Given the volume, velocity and variety of data we deal with, its humanly not possible for humans or organizations to analyze this steady stream of data and make sense of it. Hence we have started to construct models to analyze and make sense of this. There are a number of tools available that visualize and provide insights into this data and they inherently use a best fit model that is able to fit to existing data as well as provides predictive value to extrapolations of the causative variables.

This has become so ubiquitous in our lives that everything from credit scores to teacher ratings to how an employee is rated at work all depend on models. One of the critical insights in all this is that our inherent biases get encoded into these models. Hence we need to be careful to not trust these models without establishing their fairness. The best defense that we can employ is transparency and negative feedback control loops that help correct these models for accuracy. Cathy O’Neil has analyzed this very phenomenon in her book Weapons of Math Destruction – a delightful read!

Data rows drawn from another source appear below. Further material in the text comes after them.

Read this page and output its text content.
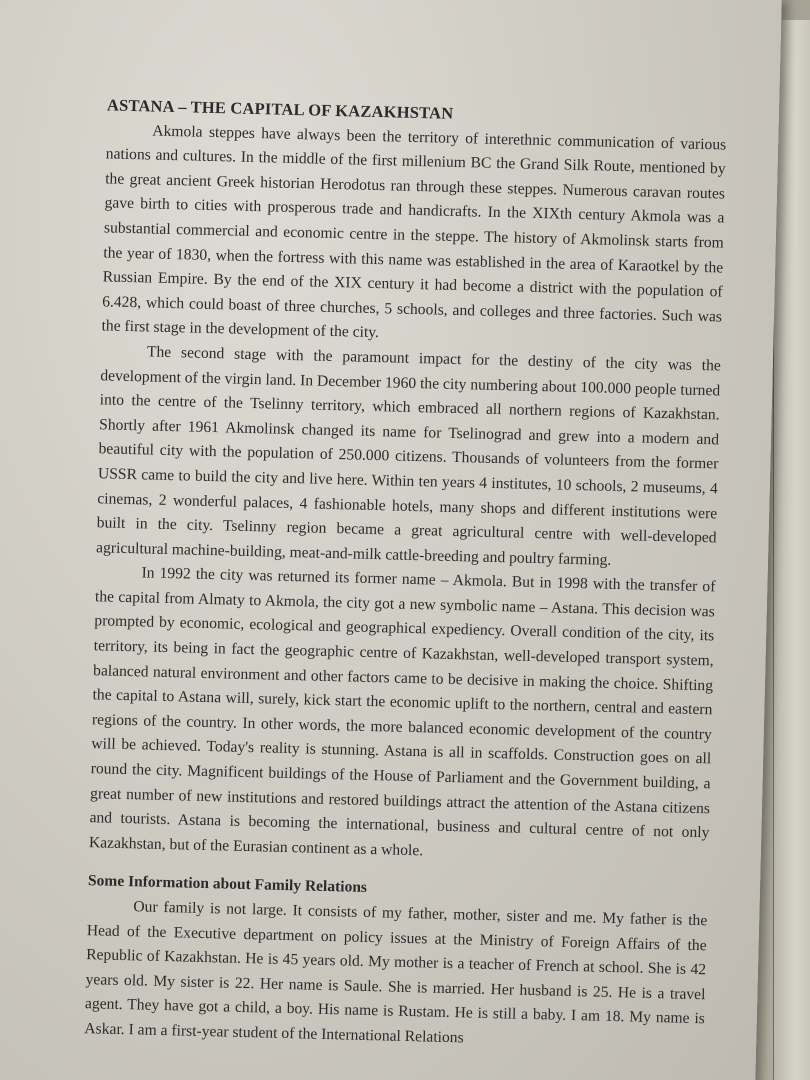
ASTANA – THE CAPITAL OF KAZAKHSTAN

Akmola steppes have always been the territory of interethnic communication of various nations and cultures. In the middle of the first millenium BC the Grand Silk Route, mentioned by the great ancient Greek historian Herodotus ran through these steppes. Numerous caravan routes gave birth to cities with prosperous trade and handicrafts. In the XIXth century Akmola was a substantial commercial and economic centre in the steppe. The history of Akmolinsk starts from the year of 1830, when the fortress with this name was established in the area of Karaotkel by the Russian Empire. By the end of the XIX century it had become a district with the population of 6.428, which could boast of three churches, 5 schools, and colleges and three factories. Such was the first stage in the development of the city.

The second stage with the paramount impact for the destiny of the city was the development of the virgin land. In December 1960 the city numbering about 100.000 people turned into the centre of the Tselinny territory, which embraced all northern regions of Kazakhstan. Shortly after 1961 Akmolinsk changed its name for Tselinograd and grew into a modern and beautiful city with the population of 250.000 citizens. Thousands of volunteers from the former USSR came to build the city and live here. Within ten years 4 institutes, 10 schools, 2 museums, 4 cinemas, 2 wonderful palaces, 4 fashionable hotels, many shops and different institutions were built in the city. Tselinny region became a great agricultural centre with well-developed agricultural machine-building, meat-and-milk cattle-breeding and poultry farming.

In 1992 the city was returned its former name – Akmola. But in 1998 with the transfer of the capital from Almaty to Akmola, the city got a new symbolic name – Astana. This decision was prompted by economic, ecological and geographical expediency. Overall condition of the city, its territory, its being in fact the geographic centre of Kazakhstan, well-developed transport system, balanced natural environment and other factors came to be decisive in making the choice. Shifting the capital to Astana will, surely, kick start the economic uplift to the northern, central and eastern regions of the country. In other words, the more balanced economic development of the country will be achieved. Today's reality is stunning. Astana is all in scaffolds. Construction goes on all round the city. Magnificent buildings of the House of Parliament and the Government building, a great number of new institutions and restored buildings attract the attention of the Astana citizens and tourists. Astana is becoming the international, business and cultural centre of not only Kazakhstan, but of the Eurasian continent as a whole.

Some Information about Family Relations

Our family is not large. It consists of my father, mother, sister and me. My father is the Head of the Executive department on policy issues at the Ministry of Foreign Affairs of the Republic of Kazakhstan. He is 45 years old. My mother is a teacher of French at school. She is 42 years old. My sister is 22. Her name is Saule. She is married. Her husband is 25. He is a travel agent. They have got a child, a boy. His name is Rustam. He is still a baby. I am 18. My name is Askar. I am a first-year student of the International Relations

Artificial Intelligence and Machine Learning:

Artificial intelligence is intelligence exhibited by machines. AI attempts to solve the following categories of problems using various methods (statistics, computational intelligence, machine learning or traditional symbolic AI) to achieve goals like social intelligence, creativity and general intelligence.

 

  • Reasoning
  • Knowledge Representation
  • Planning
  • Learning
  • Natural Language Processing
  • Perception
  • Robotics

There have been a number of efforts into machine autonomous behavior for e.g. autonomous driving cars, that use a variety of sensors like cameras and radars to collect information about the road and other vehicles and make real time decisions about control of the car.

 

Machine Learning problems can be broadly divided into supervised learning (where we have a body of data that a computer can use to learn and mimic), unsupervised learning (where the computer tries to make sense of patterns in a sea of random data whether through classification or clustering) and reinforcement learning (when a program interacts with a dynamic environment to perform towards a certain goal without an explicit teacher). A general categorization of machine learning tasks are as follows – classification, regression, clustering, density estimation and dimensionality reduction.

Is the ultimate design the creation of a self aware machine that can compete with humans for survival? Will this be a symbiotic relationship or a competition for survival? Are we simply a tool in the evolutionary process playing our part in creating a smarter, better and more resilient new being?